Их последняя встреча произошла в
восьмой день месяца ниссан, в предпраздничную субботу, в резиденции
прокуратора, в саду, где обычно Понтий вел наиболее доверительные беседы,
будучи уверенным, что ни одно любопытное и лишнее ухо не ловит слабые шевеления
воздуха, называемые человеческой речью.
-
Иуда, мой неосторожный друг, опять ты за свое! Как мне весомо доказать тебе
всю мою ненависть и презрение к вашему гортанному роду?
-
Мой игемон… позволь мне называть тебя этим чудовищным греческим титулом,
поскольку ты – киттий, столь же
беспорочно ненавидимого мною племени, сколь и я – представитель
ненавидимого тобой.
-
Кажется, ты – единственный, для кого я делаю исключение.
-
Как и ты.
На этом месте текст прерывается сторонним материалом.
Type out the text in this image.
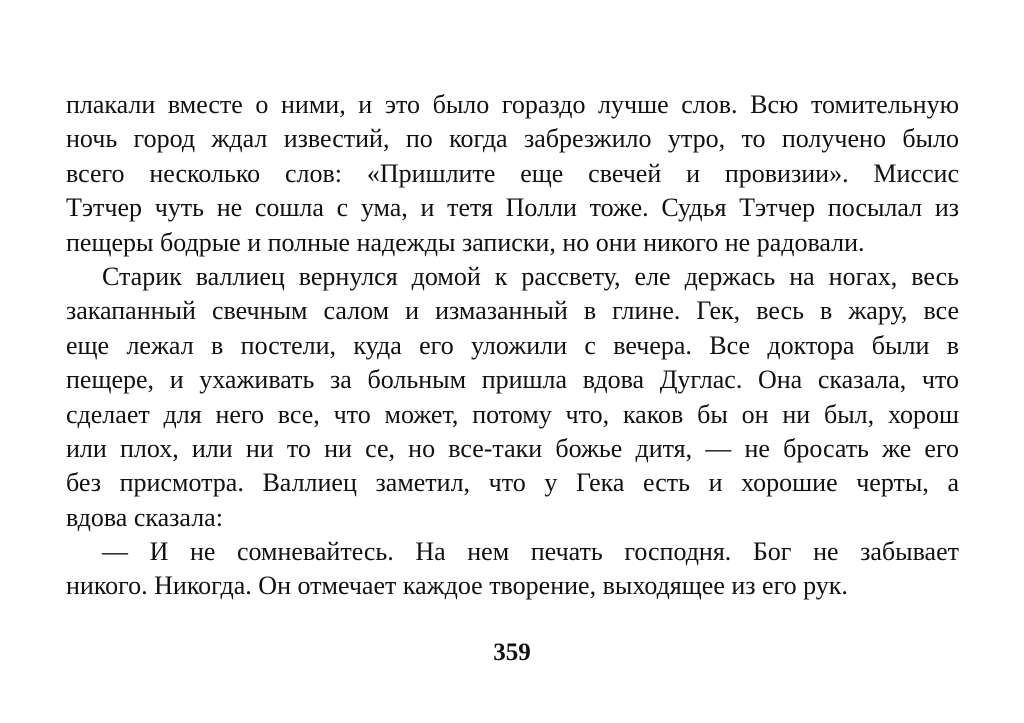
плакали вместе о ними, и это было гораздо лучше слов. Всю томительную
ночь город ждал известий, по когда забрезжило утро, то получено было
всего несколько слов: «Пришлите еще свечей и провизии». Миссис
Тэтчер чуть не сошла с ума, и тетя Полли тоже. Судья Тэтчер посылал из
пещеры бодрые и полные надежды записки, но они никого не радовали.
Старик валлиец вернулся домой к рассвету, еле держась на ногах, весь
закапанный свечным салом и измазанный в глине. Гек, весь в жару, все
еще лежал в постели, куда его уложили с вечера. Все доктора были в
пещере, и ухаживать за больным пришла вдова Дуглас. Она сказала, что
сделает для него все, что может, потому что, каков бы он ни был, хорош
или плох, или ни то ни се, но все-таки божье дитя, — не бросать же его
без присмотра. Валлиец заметил, что у Гека есть и хорошие черты, а
вдова сказала:
— И не сомневайтесь. На нем печать господня. Бог не забывает
никого. Никогда. Он отмечает каждое творение, выходящее из его рук.
359
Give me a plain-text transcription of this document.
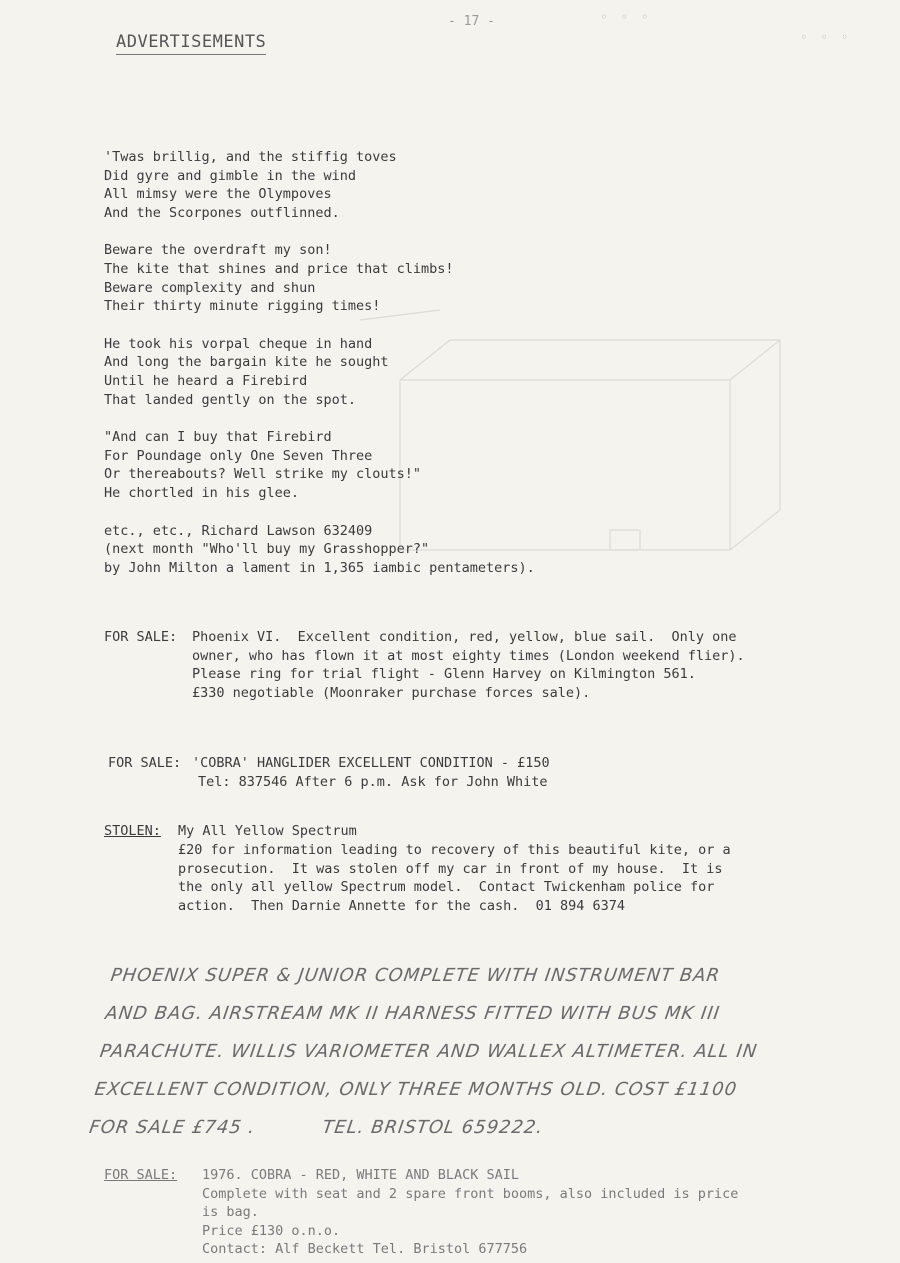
◦ ◦ ◦
◦ ◦ ◦
- 17 -
ADVERTISEMENTS
'Twas brillig, and the stiffig toves
Did gyre and gimble in the wind
All mimsy were the Olympoves
And the Scorpones outflinned.
Beware the overdraft my son!
The kite that shines and price that climbs!
Beware complexity and shun
Their thirty minute rigging times!
He took his vorpal cheque in hand
And long the bargain kite he sought
Until he heard a Firebird
That landed gently on the spot.
"And can I buy that Firebird
For Poundage only One Seven Three
Or thereabouts? Well strike my clouts!"
He chortled in his glee.
etc., etc., Richard Lawson 632409
(next month "Who'll buy my Grasshopper?"
by John Milton a lament in 1,365 iambic pentameters).
FOR SALE: Phoenix VI.  Excellent condition, red, yellow, blue sail.  Only one
owner, who has flown it at most eighty times (London weekend flier).
Please ring for trial flight - Glenn Harvey on Kilmington 561.
£330 negotiable (Moonraker purchase forces sale).
FOR SALE: 'COBRA' HANGLIDER EXCELLENT CONDITION - £150
Tel: 837546 After 6 p.m. Ask for John White
STOLEN: My All Yellow Spectrum
£20 for information leading to recovery of this beautiful kite, or a
prosecution.  It was stolen off my car in front of my house.  It is
the only all yellow Spectrum model.  Contact Twickenham police for
action.  Then Darnie Annette for the cash.  01 894 6374
PHOENIX SUPER & JUNIOR COMPLETE WITH INSTRUMENT BAR
AND BAG. AIRSTREAM MK II HARNESS FITTED WITH BUS MK III
PARACHUTE. WILLIS VARIOMETER AND WALLEX ALTIMETER. ALL IN
EXCELLENT CONDITION, ONLY THREE MONTHS OLD. COST £1100
FOR SALE £745 .          TEL. BRISTOL 659222.
FOR SALE: 1976. COBRA - RED, WHITE AND BLACK SAIL
Complete with seat and 2 spare front booms, also included is price
is bag.
Price £130 o.n.o.
Contact: Alf Beckett Tel. Bristol 677756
И мне не надо спрашивать, за что ты так лют с нами: будь наша
воля и сила, мы истребили бы вас с неменьшим ожесточением.
Любой разговор
между ними когда-нибудь, на каком-то витке, но возвращался к этой теме, порою
ею же он и заканчивался, в очередной раз придя в привычный тупик. Оба никак не
могли понять и смириться с мыслью – зачем нужен этот, другой народ. Пилат был
абсолютно убежден: иудеи – откровенный срам и поношение истории и империи, они,
кичливые ничтожества, не несут в себе ничего, кроме раздоров, ни к чему не
приспособлены и не нужны, их нелепая и несуразная религия – неотфильтрованная
смесь чужих историй и собственных заблуждений, вся их ученость – лишь перепевы
одной и к тому же не очень удачной книги, написанной неизвестно когда,
неизвестно кем и неизвестно зачем. Следование иудеев каждому слову этой книги
казалось Понтию скучным анахронизмом, мешающим этим людям открыть глаза на мир,
чтобы убедиться в очевидном – в проявленности Божественного.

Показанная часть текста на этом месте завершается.